GALACTIK - Editorial

I was going through a few submissions of this problem. Interestingly, @mugurelionut’s solution seems way too clear than the editorial itself!!

4 Likes

Hello all,
I’m applying this approach…

  1. Use DFS to count number of components and minimum tax of each component.

  2. If any component has all planets having negative taxes, then answer is -1

  3. Otherwise find global min tax value.

  4. Compute result = sum of minimum value of all components + (components-2)*global_min

Is my algo right ??

Using this approach,I’m able to get right answers in all test cases I can think of…still getting WA…

6 Likes

DFS is much easier to handle :slight_smile:

Can anyone please provide a test case where my solution is wrong?? I used DFS…but getting WA…

Someone please help me to figure out why my solution gives a WA.
Link: oM1MVe - Online C++0x Compiler & Debugging Tool - Ideone.com

nice editorial but code was a little messy, dfs is easier though!

Hi please help me out.I am getting WA.Here is my commented


[1]


  [1]: https://ideone.com/Wl3WYn

please have a look at my code ia m using the same logic along with bfs but getting wa

i have solved the question using disjoint set data structure . I have heavily commented my code if anybody wants to solve by using disjoint set and finding difficulty here is my code.

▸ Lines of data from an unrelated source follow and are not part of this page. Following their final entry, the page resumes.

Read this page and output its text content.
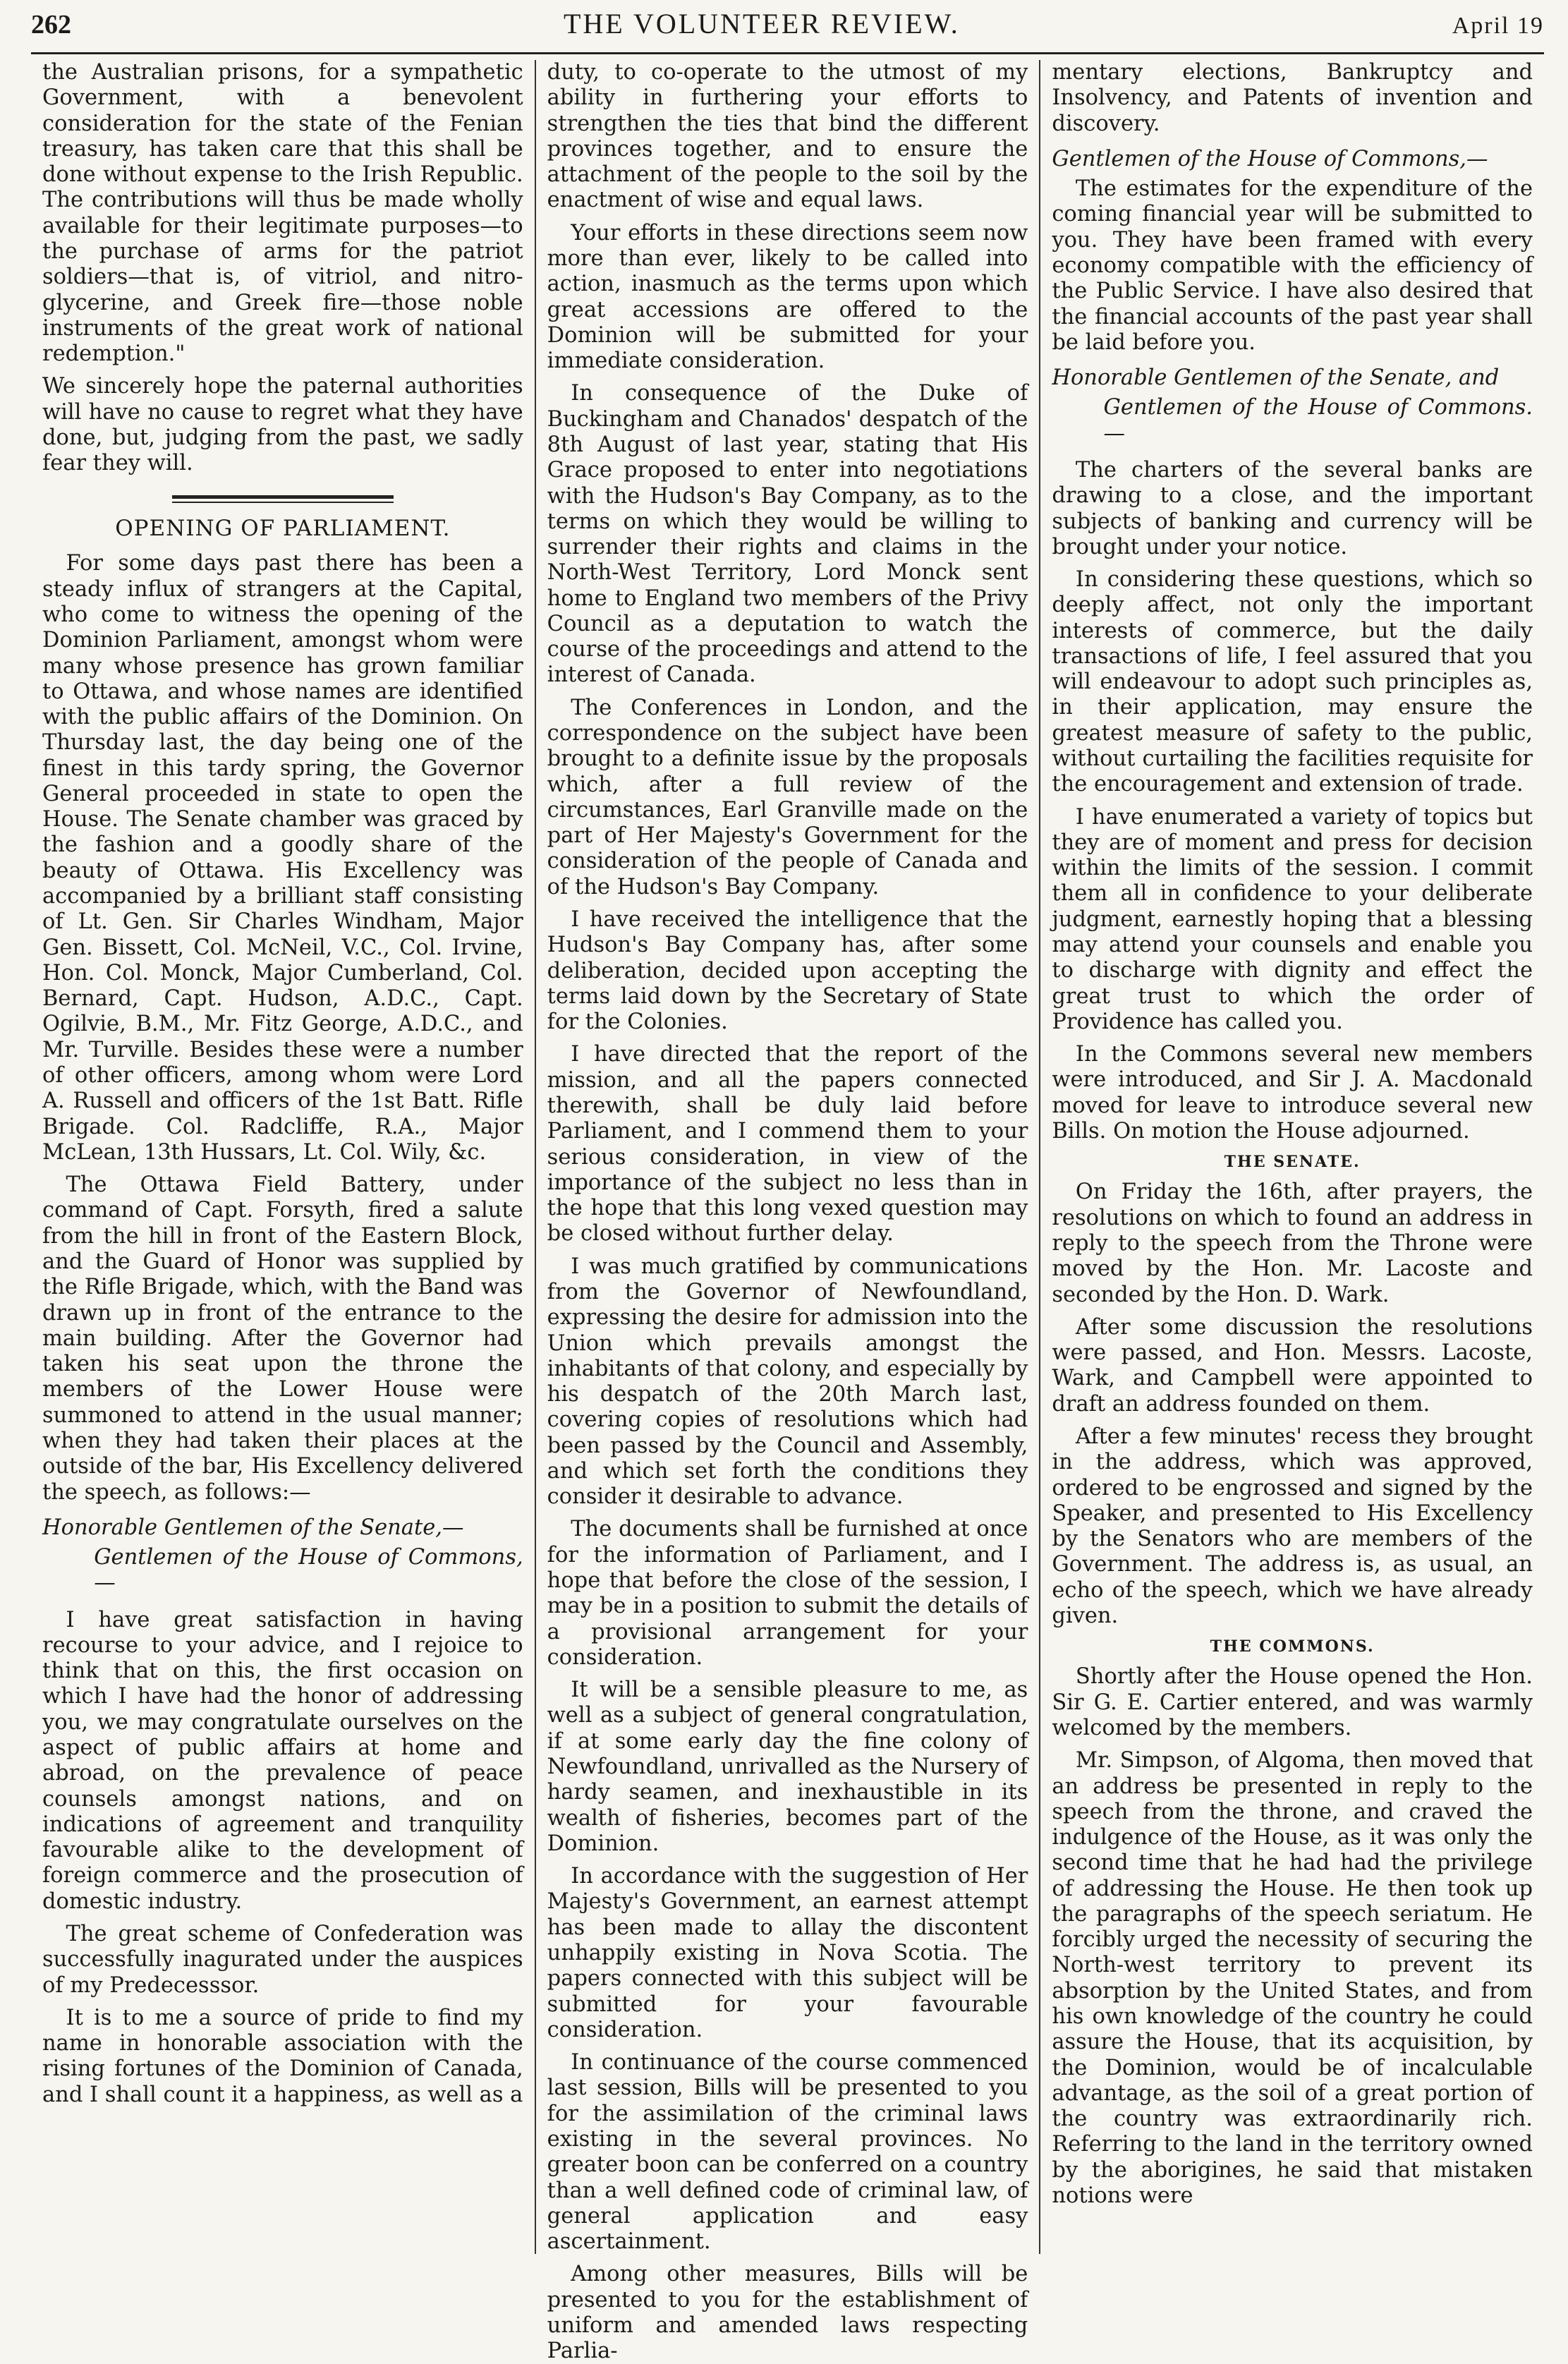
262	THE VOLUNTEER REVIEW.	April 19

the Australian prisons, for a sympathetic Government, with a benevolent consideration for the state of the Fenian treasury, has taken care that this shall be done without expense to the Irish Republic. The contributions will thus be made wholly available for their legitimate purposes—to the purchase of arms for the patriot soldiers—that is, of vitriol, and nitro-glycerine, and Greek fire—those noble instruments of the great work of national redemption."

We sincerely hope the paternal authorities will have no cause to regret what they have done, but, judging from the past, we sadly fear they will.

OPENING OF PARLIAMENT.

For some days past there has been a steady influx of strangers at the Capital, who come to witness the opening of the Dominion Parliament, amongst whom were many whose presence has grown familiar to Ottawa, and whose names are identified with the public affairs of the Dominion. On Thursday last, the day being one of the finest in this tardy spring, the Governor General proceeded in state to open the House. The Senate chamber was graced by the fashion and a goodly share of the beauty of Ottawa. His Excellency was accompanied by a brilliant staff consisting of Lt. Gen. Sir Charles Windham, Major Gen. Bissett, Col. McNeil, V.C., Col. Irvine, Hon. Col. Monck, Major Cumberland, Col. Bernard, Capt. Hudson, A.D.C., Capt. Ogilvie, B.M., Mr. Fitz George, A.D.C., and Mr. Turville. Besides these were a number of other officers, among whom were Lord A. Russell and officers of the 1st Batt. Rifle Brigade. Col. Radcliffe, R.A., Major McLean, 13th Hussars, Lt. Col. Wily, &c.

The Ottawa Field Battery, under command of Capt. Forsyth, fired a salute from the hill in front of the Eastern Block, and the Guard of Honor was supplied by the Rifle Brigade, which, with the Band was drawn up in front of the entrance to the main building. After the Governor had taken his seat upon the throne the members of the Lower House were summoned to attend in the usual manner; when they had taken their places at the outside of the bar, His Excellency delivered the speech, as follows:—

Honorable Gentlemen of the Senate,—
Gentlemen of the House of Commons,—

I have great satisfaction in having recourse to your advice, and I rejoice to think that on this, the first occasion on which I have had the honor of addressing you, we may congratulate ourselves on the aspect of public affairs at home and abroad, on the prevalence of peace counsels amongst nations, and on indications of agreement and tranquility favourable alike to the development of foreign commerce and the prosecution of domestic industry.

The great scheme of Confederation was successfully inagurated under the auspices of my Predecesssor.

It is to me a source of pride to find my name in honorable association with the rising fortunes of the Dominion of Canada, and I shall count it a happiness, as well as a

duty, to co-operate to the utmost of my ability in furthering your efforts to strengthen the ties that bind the different provinces together, and to ensure the attachment of the people to the soil by the enactment of wise and equal laws.

Your efforts in these directions seem now more than ever, likely to be called into action, inasmuch as the terms upon which great accessions are offered to the Dominion will be submitted for your immediate consideration.

In consequence of the Duke of Buckingham and Chanados' despatch of the 8th August of last year, stating that His Grace proposed to enter into negotiations with the Hudson's Bay Company, as to the terms on which they would be willing to surrender their rights and claims in the North-West Territory, Lord Monck sent home to England two members of the Privy Council as a deputation to watch the course of the proceedings and attend to the interest of Canada.

The Conferences in London, and the correspondence on the subject have been brought to a definite issue by the proposals which, after a full review of the circumstances, Earl Granville made on the part of Her Majesty's Government for the consideration of the people of Canada and of the Hudson's Bay Company.

I have received the intelligence that the Hudson's Bay Company has, after some deliberation, decided upon accepting the terms laid down by the Secretary of State for the Colonies.

I have directed that the report of the mission, and all the papers connected therewith, shall be duly laid before Parliament, and I commend them to your serious consideration, in view of the importance of the subject no less than in the hope that this long vexed question may be closed without further delay.

I was much gratified by communications from the Governor of Newfoundland, expressing the desire for admission into the Union which prevails amongst the inhabitants of that colony, and especially by his despatch of the 20th March last, covering copies of resolutions which had been passed by the Council and Assembly, and which set forth the conditions they consider it desirable to advance.

The documents shall be furnished at once for the information of Parliament, and I hope that before the close of the session, I may be in a position to submit the details of a provisional arrangement for your consideration.

It will be a sensible pleasure to me, as well as a subject of general congratulation, if at some early day the fine colony of Newfoundland, unrivalled as the Nursery of hardy seamen, and inexhaustible in its wealth of fisheries, becomes part of the Dominion.

In accordance with the suggestion of Her Majesty's Government, an earnest attempt has been made to allay the discontent unhappily existing in Nova Scotia. The papers connected with this subject will be submitted for your favourable consideration.

In continuance of the course commenced last session, Bills will be presented to you for the assimilation of the criminal laws existing in the several provinces. No greater boon can be conferred on a country than a well defined code of criminal law, of general application and easy ascertainment.

Among other measures, Bills will be presented to you for the establishment of uniform and amended laws respecting Parlia-

mentary elections, Bankruptcy and Insolvency, and Patents of invention and discovery.

Gentlemen of the House of Commons,—

The estimates for the expenditure of the coming financial year will be submitted to you. They have been framed with every economy compatible with the efficiency of the Public Service. I have also desired that the financial accounts of the past year shall be laid before you.

Honorable Gentlemen of the Senate, and
Gentlemen of the House of Commons.—

The charters of the several banks are drawing to a close, and the important subjects of banking and currency will be brought under your notice.

In considering these questions, which so deeply affect, not only the important interests of commerce, but the daily transactions of life, I feel assured that you will endeavour to adopt such principles as, in their application, may ensure the greatest measure of safety to the public, without curtailing the facilities requisite for the encouragement and extension of trade.

I have enumerated a variety of topics but they are of moment and press for decision within the limits of the session. I commit them all in confidence to your deliberate judgment, earnestly hoping that a blessing may attend your counsels and enable you to discharge with dignity and effect the great trust to which the order of Providence has called you.

In the Commons several new members were introduced, and Sir J. A. Macdonald moved for leave to introduce several new Bills. On motion the House adjourned.

THE SENATE.

On Friday the 16th, after prayers, the resolutions on which to found an address in reply to the speech from the Throne were moved by the Hon. Mr. Lacoste and seconded by the Hon. D. Wark.

After some discussion the resolutions were passed, and Hon. Messrs. Lacoste, Wark, and Campbell were appointed to draft an address founded on them.

After a few minutes' recess they brought in the address, which was approved, ordered to be engrossed and signed by the Speaker, and presented to His Excellency by the Senators who are members of the Government. The address is, as usual, an echo of the speech, which we have already given.

THE COMMONS.

Shortly after the House opened the Hon. Sir G. E. Cartier entered, and was warmly welcomed by the members.

Mr. Simpson, of Algoma, then moved that an address be presented in reply to the speech from the throne, and craved the indulgence of the House, as it was only the second time that he had had the privilege of addressing the House. He then took up the paragraphs of the speech seriatum. He forcibly urged the necessity of securing the North-west territory to prevent its absorption by the United States, and from his own knowledge of the country he could assure the House, that its acquisition, by the Dominion, would be of incalculable advantage, as the soil of a great portion of the country was extraordinarily rich. Referring to the land in the territory owned by the aborigines, he said that mistaken notions were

Happy Coding :slight_smile:

5 Likes

can anyone tell me why we did (components-2)*global_min .

2 Likes

can anyone tell me why we did (components-2)*global_min .

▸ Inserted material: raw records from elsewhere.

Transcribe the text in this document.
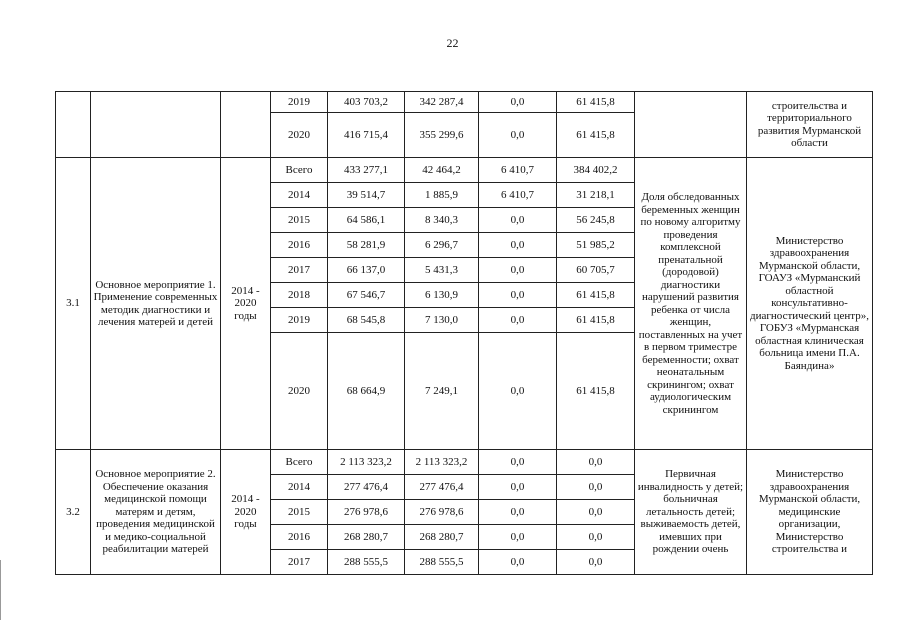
22
			2019	403 703,2	342 287,4	0,0	61 415,8		строительства и территориального развития Мурманской области
			2020	416 715,4	355 299,6	0,0	61 415,8		
3.1	Основное мероприятие 1. Применение современных методик диагностики и лечения матерей и детей	2014 - 2020 годы	Всего	433 277,1	42 464,2	6 410,7	384 402,2	Доля обследованных беременных женщин по новому алгоритму проведения комплексной пренатальной (дородовой) диагностики нарушений развития ребенка от числа женщин, поставленных на учет в первом триместре беременности; охват неонатальным скринингом; охват аудиологическим скринингом	Министерство здравоохранения Мурманской области, ГОАУЗ «Мурманский областной консультативно-диагностический центр», ГОБУЗ «Мурманская областная клиническая больница имени П.А. Баяндина»
			2014	39 514,7	1 885,9	6 410,7	31 218,1		
			2015	64 586,1	8 340,3	0,0	56 245,8		
			2016	58 281,9	6 296,7	0,0	51 985,2		
			2017	66 137,0	5 431,3	0,0	60 705,7		
			2018	67 546,7	6 130,9	0,0	61 415,8		
			2019	68 545,8	7 130,0	0,0	61 415,8		
			2020	68 664,9	7 249,1	0,0	61 415,8		
3.2	Основное мероприятие 2. Обеспечение оказания медицинской помощи матерям и детям, проведения медицинской и медико-социальной реабилитации матерей	2014 - 2020 годы	Всего	2 113 323,2	2 113 323,2	0,0	0,0	Первичная инвалидность у детей; больничная летальность детей; выживаемость детей, имевших при рождении очень	Министерство здравоохранения Мурманской области, медицинские организации, Министерство строительства и
			2014	277 476,4	277 476,4	0,0	0,0		
			2015	276 978,6	276 978,6	0,0	0,0		
			2016	268 280,7	268 280,7	0,0	0,0		
			2017	288 555,5	288 555,5	0,0	0,0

could u plz look at CodeChef: Practical coding for everyone its giving wa

I am giving you a test case. Try to figure it out on your own.
7 4
1 2
2 3
1 3
5 6
3
-1
-1
2
6
8
4

1 Like

@tijoforyou Your code does not handle the case for multiple paths with the same vertex, or is it so?
When (1->3); then (3->2); and then (2->1) is given as the paths, your code would store it as 1(->2), 2(->1) and 3(->2) as the final list for DFS.
Could you clarify how this does not change the correctness of the solution?

@programme I am using adjacency list representation. When (1->3); then (3->2); and then (2->1) is given as the paths, my code would store it as 1(->2->3), 2(->1->3), 3(->2->1). (For each edge <u, v>, I add u at the front of the adjacency list of v, and v at the front of the adjacency list of u.

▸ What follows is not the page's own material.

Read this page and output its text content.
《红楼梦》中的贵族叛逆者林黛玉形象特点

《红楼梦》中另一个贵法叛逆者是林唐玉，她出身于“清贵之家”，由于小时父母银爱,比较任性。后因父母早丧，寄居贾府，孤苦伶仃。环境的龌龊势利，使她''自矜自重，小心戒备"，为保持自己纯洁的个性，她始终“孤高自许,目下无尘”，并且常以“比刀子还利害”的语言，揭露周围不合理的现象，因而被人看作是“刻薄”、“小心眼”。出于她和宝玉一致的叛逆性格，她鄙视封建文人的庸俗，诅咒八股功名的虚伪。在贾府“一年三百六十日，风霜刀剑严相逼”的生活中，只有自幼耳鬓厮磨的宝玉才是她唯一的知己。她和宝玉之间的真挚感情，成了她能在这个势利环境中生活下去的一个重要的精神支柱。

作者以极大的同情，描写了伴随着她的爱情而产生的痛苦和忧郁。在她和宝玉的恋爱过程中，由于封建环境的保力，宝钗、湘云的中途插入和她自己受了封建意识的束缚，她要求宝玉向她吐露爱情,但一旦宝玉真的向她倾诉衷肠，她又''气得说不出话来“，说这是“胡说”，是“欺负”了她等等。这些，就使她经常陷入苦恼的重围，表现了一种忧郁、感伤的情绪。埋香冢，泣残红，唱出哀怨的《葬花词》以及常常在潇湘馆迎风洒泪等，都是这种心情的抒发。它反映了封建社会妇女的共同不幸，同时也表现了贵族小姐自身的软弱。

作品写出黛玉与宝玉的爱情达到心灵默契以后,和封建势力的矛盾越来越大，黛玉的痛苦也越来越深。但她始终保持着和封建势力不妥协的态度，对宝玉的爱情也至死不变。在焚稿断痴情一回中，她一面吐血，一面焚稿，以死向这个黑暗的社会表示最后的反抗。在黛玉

@tijoforyou I really appreciate your help, I finally figured it out. Thanks again!

@programme We are all here to learn and help each other. Happy to help! :smiley:

“If any component has all planets having negative taxes, then answer is -1”

What if this is true, but there is only one component? Then, surely, the answer is 0 and not -1.

Have you checked this case?

6 Likes

Apart from this, the steps you said are right.

thanks bro, for your help…now it got accepted.